Por Redação TMC | Atualizado em
Câmera Fotográfica (Foto: Reprodução/YouTube/TMC Esportes)

Vinícius Rodrigues participou do programa Corre TMC, apresentado por Mirelle Moschella e André Galvão deste sábado (28/02). Vini é recordista dos 100m rasos da classe T63, para amputados de perna acima do joelho, com o tempo de 11s95, além de ter conquistado medalha de prata na prova masculina de 100m na classe T63 nos Jogos Paralímpicos de Verão de 2020, realizadas em Tóquio, Japão.

O atleta contou como aconteceu o seu primeiro contato com o atletismo, ainda no quartel do exército, aos 18 anos.

“A primeira experiência que eu tive com o atletismo foi dentro do quartel, no exército em Maringá, com 18 anos. A primeira sensação de você passar e a torcida gritar. No teste de aptidão. A gente tinha empatado em todos os quesitos e quem chegasse na frente ganha. Só tinha eu e um outro soldado na briga. Nosso ‘pace’ foi sinistro. A regra era quem terminasse os 12 minutos na frente, ganhava. Deu 11 minutos, o sub apitou, aí eu entrei junto com o cara, a gente deu volta em todo mundo, só ficou eu e ele. Entrei na reta na frente dele e pensei: ‘vou cruzar a linha na frente e ganhei’. Passei a linha de chegada e desliguei, deu teto preto. Ele continuou e desmaiou na minha frente. Aí o sub apitou e como ele estava na frente, ele ganhou. Foi minha primeira prata.”

Vinícius contou sobre seu sonho de entrar na polícia, que foi interrompido pelo acidente que mudou sua vida, mas abriu as portas para o esporte paralímpico.

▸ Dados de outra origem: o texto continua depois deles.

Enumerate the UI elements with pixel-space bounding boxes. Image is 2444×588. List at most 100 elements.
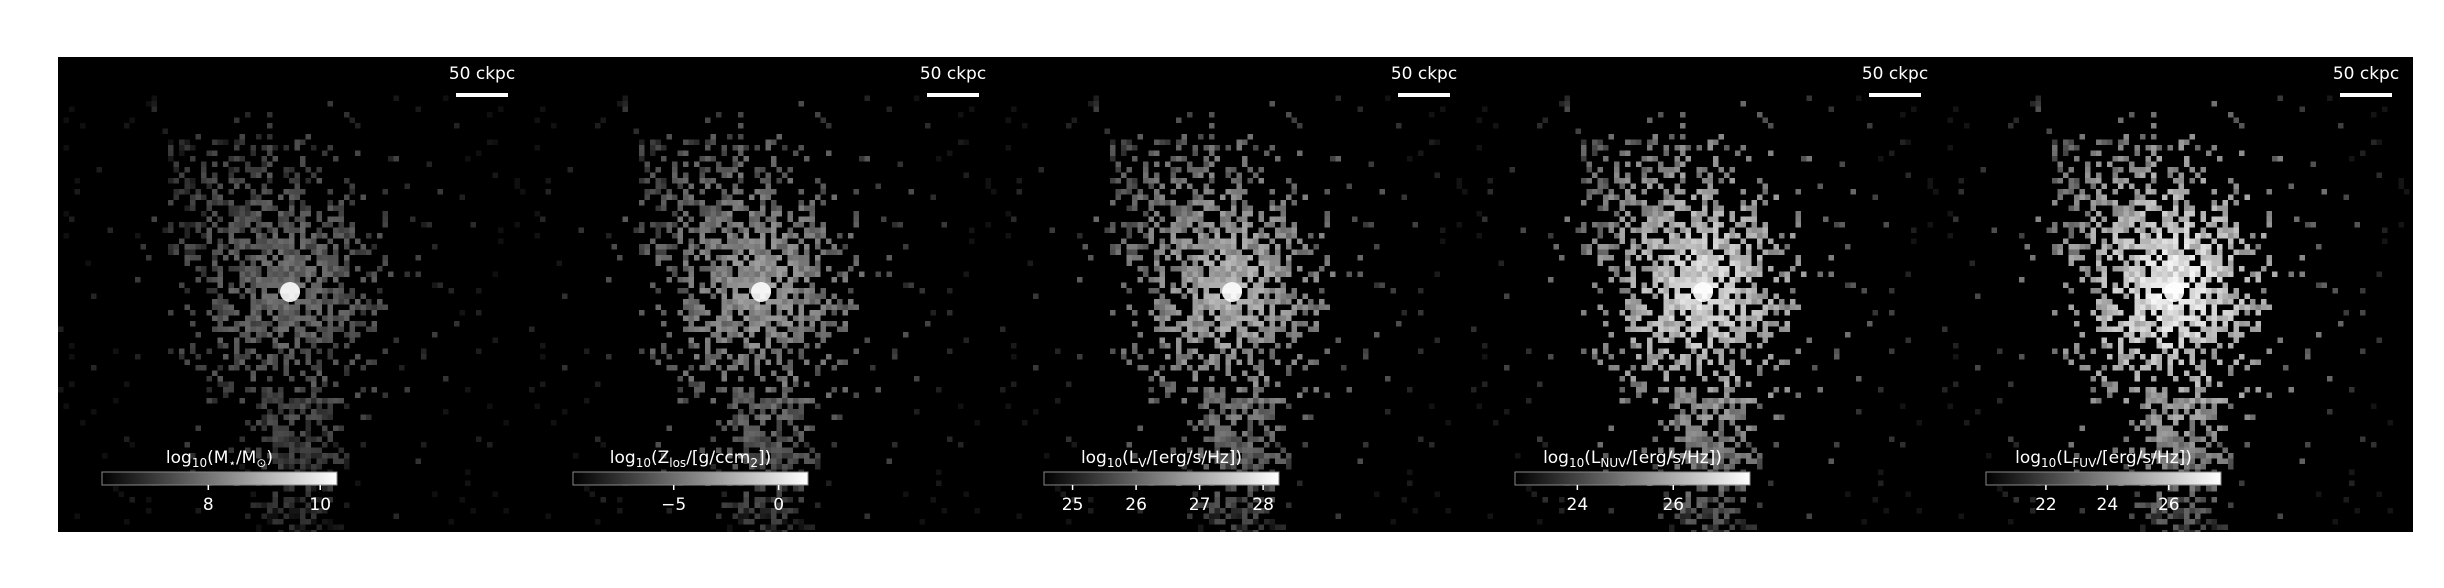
pixel <box>273 459 279 465</box>
pixel <box>284 459 290 465</box>
pixel <box>1259 415 1265 421</box>
pixel <box>804 244 810 250</box>
pixel <box>212 189 218 195</box>
pixel <box>1220 343 1226 349</box>
pixel <box>1702 305 1708 311</box>
pixel <box>1226 497 1232 503</box>
pixel <box>832 442 838 448</box>
pixel <box>207 206 213 212</box>
pixel <box>1730 261 1736 267</box>
pixel <box>262 332 268 338</box>
pixel <box>207 217 213 223</box>
pixel <box>201 365 207 371</box>
pixel <box>1253 294 1259 300</box>
pixel <box>1735 338 1741 344</box>
pixel <box>262 239 268 245</box>
pixel <box>1686 206 1692 212</box>
pixel <box>1275 525 1281 531</box>
pixel <box>339 294 345 300</box>
pixel <box>705 255 711 261</box>
pixel <box>738 299 744 305</box>
pixel <box>278 239 284 245</box>
pixel <box>771 189 777 195</box>
pixel <box>1253 393 1259 399</box>
pixel <box>744 437 750 443</box>
pixel <box>1878 156 1884 162</box>
pixel <box>1176 211 1182 217</box>
pixel <box>2102 217 2108 223</box>
pixel <box>1231 316 1237 322</box>
pixel <box>711 283 717 289</box>
pixel <box>2113 228 2119 234</box>
pixel <box>1642 233 1648 239</box>
pixel <box>1636 393 1642 399</box>
pixel <box>1231 305 1237 311</box>
colorbar-label-part: NUV <box>1600 456 1627 470</box>
pixel <box>1237 343 1243 349</box>
pixel <box>2135 376 2141 382</box>
pixel <box>130 497 136 503</box>
pixel <box>1686 272 1692 278</box>
pixel <box>738 376 744 382</box>
pixel <box>1242 387 1248 393</box>
pixel <box>788 464 794 470</box>
pixel <box>196 228 202 234</box>
pixel <box>738 134 744 140</box>
pixel <box>306 464 312 470</box>
pixel <box>1209 321 1215 327</box>
pixel <box>1917 420 1923 426</box>
pixel <box>771 459 777 465</box>
colorbar-label-part: los <box>669 456 686 470</box>
pixel <box>185 189 191 195</box>
pixel <box>1193 316 1199 322</box>
pixel <box>1752 233 1758 239</box>
pixel <box>1906 140 1912 146</box>
pixel <box>306 316 312 322</box>
pixel <box>306 222 312 228</box>
pixel <box>229 382 235 388</box>
pixel <box>2157 327 2163 333</box>
pixel <box>623 96 629 102</box>
pixel <box>771 530 777 536</box>
pixel <box>2228 453 2234 459</box>
pixel <box>1231 420 1237 426</box>
pixel <box>1116 250 1122 256</box>
pixel <box>788 525 794 531</box>
pixel <box>584 349 590 355</box>
pixel <box>317 299 323 305</box>
pixel <box>388 156 394 162</box>
pixel <box>1204 277 1210 283</box>
pixel <box>1182 206 1188 212</box>
pixel <box>799 525 805 531</box>
pixel <box>1504 365 1510 371</box>
pixel <box>1088 508 1094 514</box>
pixel <box>2140 195 2146 201</box>
pixel <box>771 404 777 410</box>
pixel <box>1702 437 1708 443</box>
pixel <box>733 261 739 267</box>
pixel <box>1204 200 1210 206</box>
pixel <box>1735 255 1741 261</box>
pixel <box>487 442 493 448</box>
pixel <box>793 426 799 432</box>
pixel <box>1154 250 1160 256</box>
pixel <box>333 277 339 283</box>
pixel <box>738 387 744 393</box>
pixel <box>689 217 695 223</box>
pixel <box>2377 492 2383 498</box>
pixel <box>1631 217 1637 223</box>
pixel <box>991 189 997 195</box>
pixel <box>766 497 772 503</box>
pixel <box>251 151 257 157</box>
pixel <box>1259 244 1265 250</box>
pixel <box>333 206 339 212</box>
pixel <box>1160 327 1166 333</box>
pixel <box>306 239 312 245</box>
pixel <box>322 338 328 344</box>
pixel <box>1763 228 1769 234</box>
pixel <box>1237 442 1243 448</box>
pixel <box>1669 266 1675 272</box>
pixel <box>2096 140 2102 146</box>
pixel <box>2206 415 2212 421</box>
pixel <box>454 123 460 129</box>
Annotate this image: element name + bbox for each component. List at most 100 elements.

“Depois eu me desliguei. Com 19 anos estava para seguir no concurso para soldado, fiz, passei e sofri meu acidente três meses antes da prova física. Foi uma virada de chave. Estava nessa pegada de entrar na polícia. Foi quando sofri o acidente de moto. Eu já sabia a gravidade do acidente, que ia precisar amputar. Amputaram na articulação do joelho, bem no nível do fêmur. A cirurgia foi muito rápida, apesar de eu ter perdido bastante sangue, pegou a (veia) femoral. Recebi seis bolsas de sangue.”